On the other hand, during the last decade, the DG [12,13] methods have become popular to solve nonlinear hyperbolic conservation laws to arbitrary order of accuracy. In the DG methods, the uniform high-order accuracy is obtained by using high degree polynomial approximation within elements as in the classical finite element methods, and the physics of wave propagation is accounted for by solving the Riemann problems at element interfaces as in upwind FV methods. The DG methods have many desirable features, such as the capacity to handle complicated geometries, the compact stencils, the flexibility for the h/p adaptation, and the nice mathematical properties with respect to conservation, stability, and convergence.

As for the extension of the DG method to the predication of laminar-turbulent transition of the boundary layer, the implementation can be still subject to many limitations. Firstly, the application of high-order DG methods in solving the RANS equations with the turbulence/transition model is not commonplace, especially for high order DG methods. For fully turbulent simulations, various strategies of robustness enhancement [14], [15], [16], [17], [18] need to be carried out to eliminate non-smooth behavior of the turbulence model variable (or variables) due to the stiffness induced by the source terms. Furthermore, a great deal of effort has also been devoted to increase the efficiency of higher-order DG RANS solvers [19], [20], [21], [22]. Secondly, the inclusion of the transition model equations will introduce more model variables and thus even more degrees of freedom. As a result, the high order DG discretization of RANS and transition equations will deal with the issues such as the lack of computation robustness and the increment of computation effort. Even with the reduced order for transition model equations, it is still quite challenging for the DG method to solve fully coupled RANS/transition system. In recent years, there has been some effort in bringing other transition prediction methods into the DG discretization framework, which explores either the apparent transition of the turbulence model [23] or the non-local formulation of the transition model [24].

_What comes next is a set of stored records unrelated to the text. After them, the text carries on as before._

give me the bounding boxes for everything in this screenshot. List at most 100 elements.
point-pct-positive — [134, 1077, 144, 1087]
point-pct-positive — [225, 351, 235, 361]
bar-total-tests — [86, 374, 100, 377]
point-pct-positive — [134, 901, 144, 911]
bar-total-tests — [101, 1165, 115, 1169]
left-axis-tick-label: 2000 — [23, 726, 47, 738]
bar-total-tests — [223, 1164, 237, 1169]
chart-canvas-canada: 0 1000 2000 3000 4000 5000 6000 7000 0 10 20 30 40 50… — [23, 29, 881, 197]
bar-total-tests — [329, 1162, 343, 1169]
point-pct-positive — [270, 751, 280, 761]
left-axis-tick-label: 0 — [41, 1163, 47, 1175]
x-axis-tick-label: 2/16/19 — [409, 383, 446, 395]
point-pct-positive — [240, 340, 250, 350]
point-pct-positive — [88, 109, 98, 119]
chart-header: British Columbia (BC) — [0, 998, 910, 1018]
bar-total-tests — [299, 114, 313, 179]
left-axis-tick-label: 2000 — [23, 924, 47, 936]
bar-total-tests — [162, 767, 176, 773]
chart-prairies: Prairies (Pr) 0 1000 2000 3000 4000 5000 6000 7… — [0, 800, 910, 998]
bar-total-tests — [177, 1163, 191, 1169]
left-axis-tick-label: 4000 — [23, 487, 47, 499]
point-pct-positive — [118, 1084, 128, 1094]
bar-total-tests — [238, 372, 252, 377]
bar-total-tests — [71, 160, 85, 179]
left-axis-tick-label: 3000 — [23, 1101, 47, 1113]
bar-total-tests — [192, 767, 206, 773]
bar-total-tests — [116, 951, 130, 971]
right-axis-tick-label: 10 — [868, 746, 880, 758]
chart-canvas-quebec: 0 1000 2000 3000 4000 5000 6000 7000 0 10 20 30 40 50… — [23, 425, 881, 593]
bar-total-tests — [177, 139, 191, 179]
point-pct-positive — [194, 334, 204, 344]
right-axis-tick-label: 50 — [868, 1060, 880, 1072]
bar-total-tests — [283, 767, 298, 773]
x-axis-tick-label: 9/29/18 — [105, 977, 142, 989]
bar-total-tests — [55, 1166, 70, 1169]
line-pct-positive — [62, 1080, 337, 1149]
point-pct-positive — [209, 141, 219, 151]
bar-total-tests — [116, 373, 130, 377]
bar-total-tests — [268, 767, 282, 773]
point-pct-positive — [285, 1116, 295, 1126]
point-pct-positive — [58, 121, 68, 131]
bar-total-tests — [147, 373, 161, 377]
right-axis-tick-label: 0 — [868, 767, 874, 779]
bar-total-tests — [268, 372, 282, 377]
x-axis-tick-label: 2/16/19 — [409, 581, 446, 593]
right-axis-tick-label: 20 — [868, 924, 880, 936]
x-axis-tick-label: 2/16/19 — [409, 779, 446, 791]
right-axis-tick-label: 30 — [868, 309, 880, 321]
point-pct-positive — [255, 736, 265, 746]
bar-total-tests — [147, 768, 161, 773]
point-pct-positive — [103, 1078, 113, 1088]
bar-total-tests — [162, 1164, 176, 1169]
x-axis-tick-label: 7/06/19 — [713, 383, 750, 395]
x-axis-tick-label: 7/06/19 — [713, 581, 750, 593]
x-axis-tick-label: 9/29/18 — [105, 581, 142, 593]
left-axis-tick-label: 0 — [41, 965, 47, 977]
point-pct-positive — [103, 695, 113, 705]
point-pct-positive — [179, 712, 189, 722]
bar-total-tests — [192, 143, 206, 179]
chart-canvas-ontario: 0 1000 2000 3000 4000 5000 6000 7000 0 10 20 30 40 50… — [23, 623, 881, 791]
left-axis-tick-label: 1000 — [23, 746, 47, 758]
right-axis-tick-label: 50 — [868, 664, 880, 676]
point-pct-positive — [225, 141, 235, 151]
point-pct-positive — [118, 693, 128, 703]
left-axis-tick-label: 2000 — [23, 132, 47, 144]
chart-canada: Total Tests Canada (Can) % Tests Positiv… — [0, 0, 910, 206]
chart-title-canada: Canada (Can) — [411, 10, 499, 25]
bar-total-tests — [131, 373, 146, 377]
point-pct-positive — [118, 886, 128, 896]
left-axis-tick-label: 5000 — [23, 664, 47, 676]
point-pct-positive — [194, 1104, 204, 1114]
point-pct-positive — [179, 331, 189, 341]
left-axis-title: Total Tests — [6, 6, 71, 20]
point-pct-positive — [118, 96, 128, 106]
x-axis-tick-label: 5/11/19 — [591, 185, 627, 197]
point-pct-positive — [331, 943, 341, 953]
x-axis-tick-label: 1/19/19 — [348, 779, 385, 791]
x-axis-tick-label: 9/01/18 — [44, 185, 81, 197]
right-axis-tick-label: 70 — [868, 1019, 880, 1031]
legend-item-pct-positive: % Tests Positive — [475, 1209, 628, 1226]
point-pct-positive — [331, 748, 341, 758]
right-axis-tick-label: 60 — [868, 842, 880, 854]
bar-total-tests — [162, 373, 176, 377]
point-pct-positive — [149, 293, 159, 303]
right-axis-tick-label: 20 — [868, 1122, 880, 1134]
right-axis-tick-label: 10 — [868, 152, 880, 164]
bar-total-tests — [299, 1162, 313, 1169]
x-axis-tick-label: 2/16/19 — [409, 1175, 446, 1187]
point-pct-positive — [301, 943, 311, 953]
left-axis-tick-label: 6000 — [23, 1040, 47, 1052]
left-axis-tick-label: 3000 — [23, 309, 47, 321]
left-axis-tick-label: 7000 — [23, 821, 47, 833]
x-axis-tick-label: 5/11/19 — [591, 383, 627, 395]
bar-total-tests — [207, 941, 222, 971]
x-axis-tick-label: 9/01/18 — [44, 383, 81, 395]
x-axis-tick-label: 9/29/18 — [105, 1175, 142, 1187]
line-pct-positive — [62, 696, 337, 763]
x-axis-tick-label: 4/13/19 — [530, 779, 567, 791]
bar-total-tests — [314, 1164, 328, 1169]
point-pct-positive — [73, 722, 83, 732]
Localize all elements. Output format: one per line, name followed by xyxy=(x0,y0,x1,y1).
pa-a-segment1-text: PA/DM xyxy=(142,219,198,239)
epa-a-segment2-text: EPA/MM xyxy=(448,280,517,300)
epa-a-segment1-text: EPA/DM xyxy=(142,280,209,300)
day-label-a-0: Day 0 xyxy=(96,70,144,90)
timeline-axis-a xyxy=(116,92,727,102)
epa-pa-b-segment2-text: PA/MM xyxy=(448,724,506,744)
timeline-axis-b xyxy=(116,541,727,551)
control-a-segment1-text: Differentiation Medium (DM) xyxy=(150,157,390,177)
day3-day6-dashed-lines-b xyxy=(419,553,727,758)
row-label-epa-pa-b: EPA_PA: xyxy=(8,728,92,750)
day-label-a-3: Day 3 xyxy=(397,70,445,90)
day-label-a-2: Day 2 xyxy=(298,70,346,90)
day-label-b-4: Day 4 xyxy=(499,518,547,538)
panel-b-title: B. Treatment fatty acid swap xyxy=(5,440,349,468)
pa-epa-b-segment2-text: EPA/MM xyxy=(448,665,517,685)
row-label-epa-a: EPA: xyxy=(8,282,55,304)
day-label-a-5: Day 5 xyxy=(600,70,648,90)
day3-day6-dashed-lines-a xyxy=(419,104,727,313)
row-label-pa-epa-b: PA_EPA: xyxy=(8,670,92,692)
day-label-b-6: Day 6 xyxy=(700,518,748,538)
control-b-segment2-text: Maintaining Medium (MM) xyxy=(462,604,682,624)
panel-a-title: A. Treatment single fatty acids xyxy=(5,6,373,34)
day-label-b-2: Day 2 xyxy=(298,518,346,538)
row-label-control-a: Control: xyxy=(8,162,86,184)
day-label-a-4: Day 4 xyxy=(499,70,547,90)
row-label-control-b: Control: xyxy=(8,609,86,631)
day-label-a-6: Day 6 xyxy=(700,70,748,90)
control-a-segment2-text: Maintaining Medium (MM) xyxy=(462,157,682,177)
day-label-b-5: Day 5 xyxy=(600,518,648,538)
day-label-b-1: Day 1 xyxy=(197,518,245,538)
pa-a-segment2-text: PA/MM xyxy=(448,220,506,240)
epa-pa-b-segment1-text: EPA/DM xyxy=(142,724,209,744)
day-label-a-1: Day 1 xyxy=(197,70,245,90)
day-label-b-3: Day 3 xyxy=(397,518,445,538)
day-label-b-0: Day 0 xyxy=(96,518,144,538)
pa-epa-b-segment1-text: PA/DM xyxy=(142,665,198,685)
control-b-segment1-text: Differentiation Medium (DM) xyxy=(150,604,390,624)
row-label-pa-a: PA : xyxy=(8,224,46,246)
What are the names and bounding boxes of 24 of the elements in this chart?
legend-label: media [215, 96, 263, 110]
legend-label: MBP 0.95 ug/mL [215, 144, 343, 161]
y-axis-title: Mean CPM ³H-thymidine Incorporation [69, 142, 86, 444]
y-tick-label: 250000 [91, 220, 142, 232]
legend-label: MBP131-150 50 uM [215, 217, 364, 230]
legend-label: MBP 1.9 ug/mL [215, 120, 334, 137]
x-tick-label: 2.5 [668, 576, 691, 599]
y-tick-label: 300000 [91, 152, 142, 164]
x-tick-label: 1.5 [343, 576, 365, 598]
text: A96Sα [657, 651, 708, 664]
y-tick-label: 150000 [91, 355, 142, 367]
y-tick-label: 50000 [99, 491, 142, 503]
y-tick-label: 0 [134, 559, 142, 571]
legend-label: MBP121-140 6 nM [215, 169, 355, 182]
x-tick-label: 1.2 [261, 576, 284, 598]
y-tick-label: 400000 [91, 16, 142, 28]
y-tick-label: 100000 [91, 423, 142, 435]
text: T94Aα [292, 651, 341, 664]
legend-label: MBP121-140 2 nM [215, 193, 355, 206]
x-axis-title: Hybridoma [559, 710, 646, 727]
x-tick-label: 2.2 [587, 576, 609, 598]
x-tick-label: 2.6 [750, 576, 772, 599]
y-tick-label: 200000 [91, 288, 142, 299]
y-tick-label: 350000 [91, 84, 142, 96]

Therefore, the objective of this work is to develop effective method to extend the transition model to high order DG method. Firstly, the SA model is chosen as the underlying turbulence model related to the large SA model diffusion in commercial, open-source and research software. Secondly, instead of direct exploration of the method where governing equations are treated in a fully coupled fashion, here we propose a hybrid discretization strategy for implementing the transition model. At last, some techniques are utilized in the spatial and temporal discretization for current hybrid implementation strategy. We note that the resulting approaches are able to avoid issues such as the lack of computation robustness and the increment of computation effort, when comparing to solving fully coupled RANS/transition system with the DG method. At the meantime, the approaches are also able to fully explore the advantage of high order DG methods. It should be mentioned that because the primary work is to develop hybrid implementation strategy for extending the transition model to the high-order DG method, thus the simple γ-$\stackrel{⌢}{R{e}_{\theta t}}$ model is chosen instead of other advanced models. However the designed method is believed to be easily extended to these models when one considers more challenging problems such as the crossflow transition for transition models nowadays.

The rest of the paper is organized as follows. Section 2 briefly introduces the governing equations and the DG formulation. Section 3 describes the details of hybrid discretization strategy for implementing the transition model in the DG method. Numerical tests are carried out in Section 4 and some conclusions are drawn in Section 5.